A pocos días de su estreno en la Copa Libertadores 2026, el Corinthians sacudió su estructura deportiva con la destitución de Dorival Júnior, en una decisión que impacta directamente en Peñarol, su rival en la fase de grupos.
El despido se produjo luego de la derrota 1-0 como local frente a Internacional de Porto Alegre, resultado que profundizó el mal momento del “Timão”, que acumula nueve encuentros consecutivos sin victorias en el Brasileirão. Actualmente, el equipo paulista se ubica en la parte baja de la tabla, apenas por encima de la zona de descenso.

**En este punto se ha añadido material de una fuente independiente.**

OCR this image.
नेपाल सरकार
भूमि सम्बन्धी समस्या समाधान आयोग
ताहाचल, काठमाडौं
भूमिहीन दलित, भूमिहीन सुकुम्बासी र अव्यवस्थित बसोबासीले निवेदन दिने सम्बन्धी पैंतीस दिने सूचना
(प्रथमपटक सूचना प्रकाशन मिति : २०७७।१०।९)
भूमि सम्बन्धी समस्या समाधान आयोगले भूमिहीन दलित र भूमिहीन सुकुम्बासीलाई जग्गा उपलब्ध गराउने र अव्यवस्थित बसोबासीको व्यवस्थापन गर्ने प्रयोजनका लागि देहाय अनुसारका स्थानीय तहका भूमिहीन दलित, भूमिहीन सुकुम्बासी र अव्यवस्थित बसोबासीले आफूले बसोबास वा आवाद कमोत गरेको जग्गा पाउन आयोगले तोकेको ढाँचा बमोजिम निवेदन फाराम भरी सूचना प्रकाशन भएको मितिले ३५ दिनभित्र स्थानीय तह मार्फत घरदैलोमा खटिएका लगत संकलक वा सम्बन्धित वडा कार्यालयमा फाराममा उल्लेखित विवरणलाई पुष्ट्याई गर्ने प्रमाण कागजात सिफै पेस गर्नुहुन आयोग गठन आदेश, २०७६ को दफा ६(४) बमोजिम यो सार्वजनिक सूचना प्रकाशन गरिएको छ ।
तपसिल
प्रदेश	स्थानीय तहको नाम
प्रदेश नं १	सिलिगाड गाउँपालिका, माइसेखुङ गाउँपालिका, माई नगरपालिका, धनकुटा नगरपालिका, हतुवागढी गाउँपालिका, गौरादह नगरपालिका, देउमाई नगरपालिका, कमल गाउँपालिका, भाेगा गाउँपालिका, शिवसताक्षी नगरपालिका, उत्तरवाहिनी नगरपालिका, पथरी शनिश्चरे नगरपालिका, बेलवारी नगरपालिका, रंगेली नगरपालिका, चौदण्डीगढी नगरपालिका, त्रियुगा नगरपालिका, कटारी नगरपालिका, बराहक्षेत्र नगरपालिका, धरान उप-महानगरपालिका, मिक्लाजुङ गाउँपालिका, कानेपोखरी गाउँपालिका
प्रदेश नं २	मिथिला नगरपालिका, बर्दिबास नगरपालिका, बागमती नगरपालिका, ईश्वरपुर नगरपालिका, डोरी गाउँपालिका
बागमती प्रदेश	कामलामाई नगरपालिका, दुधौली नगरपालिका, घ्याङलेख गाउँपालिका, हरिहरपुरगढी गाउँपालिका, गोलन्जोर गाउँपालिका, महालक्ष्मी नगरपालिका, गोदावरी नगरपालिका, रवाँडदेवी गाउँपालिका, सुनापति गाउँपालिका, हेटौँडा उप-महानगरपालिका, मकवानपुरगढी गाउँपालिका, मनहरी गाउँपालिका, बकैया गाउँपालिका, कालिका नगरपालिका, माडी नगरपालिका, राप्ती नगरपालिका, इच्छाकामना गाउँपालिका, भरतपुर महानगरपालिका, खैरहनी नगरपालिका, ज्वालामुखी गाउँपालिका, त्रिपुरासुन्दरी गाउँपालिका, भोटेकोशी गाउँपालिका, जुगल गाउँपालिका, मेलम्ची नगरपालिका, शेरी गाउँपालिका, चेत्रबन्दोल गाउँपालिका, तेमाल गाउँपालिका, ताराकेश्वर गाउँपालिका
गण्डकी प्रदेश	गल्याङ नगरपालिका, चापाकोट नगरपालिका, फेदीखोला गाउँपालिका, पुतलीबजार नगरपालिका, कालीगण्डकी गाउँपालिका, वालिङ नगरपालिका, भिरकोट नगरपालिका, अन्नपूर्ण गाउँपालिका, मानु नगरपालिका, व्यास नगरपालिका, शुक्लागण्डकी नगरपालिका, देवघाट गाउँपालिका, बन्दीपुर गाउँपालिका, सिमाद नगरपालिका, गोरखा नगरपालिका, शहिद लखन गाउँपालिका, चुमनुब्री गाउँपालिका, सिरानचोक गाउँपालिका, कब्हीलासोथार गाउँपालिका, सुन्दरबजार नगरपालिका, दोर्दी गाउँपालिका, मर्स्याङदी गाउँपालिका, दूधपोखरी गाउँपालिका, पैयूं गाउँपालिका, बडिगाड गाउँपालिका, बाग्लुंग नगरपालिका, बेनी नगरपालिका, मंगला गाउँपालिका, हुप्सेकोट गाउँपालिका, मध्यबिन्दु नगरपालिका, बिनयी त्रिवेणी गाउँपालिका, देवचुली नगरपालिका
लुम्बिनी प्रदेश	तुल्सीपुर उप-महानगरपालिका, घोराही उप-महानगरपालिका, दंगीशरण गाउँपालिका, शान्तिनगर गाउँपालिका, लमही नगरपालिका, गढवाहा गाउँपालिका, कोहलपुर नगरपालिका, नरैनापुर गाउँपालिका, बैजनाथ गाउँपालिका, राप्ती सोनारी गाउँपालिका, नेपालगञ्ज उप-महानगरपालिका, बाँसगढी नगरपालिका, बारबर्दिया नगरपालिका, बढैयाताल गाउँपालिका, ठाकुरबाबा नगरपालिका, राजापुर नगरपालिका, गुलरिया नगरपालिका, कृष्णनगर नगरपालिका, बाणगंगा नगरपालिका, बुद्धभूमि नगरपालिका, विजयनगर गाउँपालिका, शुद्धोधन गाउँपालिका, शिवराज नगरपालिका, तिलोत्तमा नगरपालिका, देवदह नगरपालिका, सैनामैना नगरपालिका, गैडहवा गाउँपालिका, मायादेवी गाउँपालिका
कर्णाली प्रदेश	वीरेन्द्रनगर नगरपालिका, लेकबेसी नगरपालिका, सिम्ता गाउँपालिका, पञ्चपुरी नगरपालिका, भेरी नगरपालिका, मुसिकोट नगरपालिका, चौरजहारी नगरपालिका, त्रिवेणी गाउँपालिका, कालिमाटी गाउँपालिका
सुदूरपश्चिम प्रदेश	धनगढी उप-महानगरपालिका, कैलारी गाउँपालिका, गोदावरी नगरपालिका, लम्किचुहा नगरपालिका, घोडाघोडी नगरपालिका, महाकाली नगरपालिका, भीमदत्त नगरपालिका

La medida marca un giro brusco en un proceso que había comenzado con expectativas altas. El entrenador había llegado en 2025 y logró títulos importantes como la Copa de Brasil y la Supercopa, pero el flojo arranque en la temporada 2026 terminó por desgastar su continuidad.
En su comunicado oficial, el club expresó: “Sport Club Corinthians Paulista anuncia la salida del técnico Dorival Júnior y de su cuerpo técnico. El club agradece a los profesionales sus servicios, marcados por importantes logros al frente del equipo, como la Copa do Brasil 2025 y la Supercopa Rei 2026, resultados que quedarán grabados en la historia de la institución. Corinthians les desea éxito en la continuación de sus carreras profesionales e informa que el entrenamiento de este lunes estará dirigido por William Batista, entrenador de los sub-20”.
Nota oficial
— Corinthians (@Corinthians) April 6, 2026
O Sport Club Corinthians Paulista comunica o desligamento do técnico Dorival Júnior e de sua comissão técnica.
O Clube agradece aos profissionais pelos serviços prestados, marcados por importantes conquistas à frente da equipe como a Copa do Brasil de 2025 e a… pic.twitter.com/n40cXovxF8
De forma interina, el equipo será conducido por William Batista, técnico de las divisiones juveniles, mientras la dirigencia trabaja en la búsqueda de un nuevo entrenador en una semana clave para el club.
El contexto no es menor: antes de recibir a Peñarol, Corinthians deberá afrontar una seguidilla exigente de partidos, incluyendo su debut en la Libertadores y compromisos determinantes a nivel local. El choque ante el aurinegro, previsto para el jueves 30 de abril en São Paulo, aparece ahora rodeado de incertidumbre.
Para Peñarol, este escenario puede representar una oportunidad. Enfrentar a un rival en plena transición, con cambio de entrenador y sin resultados positivos recientes, puede ser un factor a favor en la pelea por avanzar de fase. Sin embargo, también implica el riesgo de medirse ante un equipo herido, urgido de reaccionar y con un plantel de jerarquía con jugadores como Memphis Depay y Jesse Lingard de gran trayectoria europea.
Así, el cruce entre ambos no solo será clave en lo deportivo, sino también un termómetro del impacto inmediato que tenga la crisis institucional del conjunto brasileño.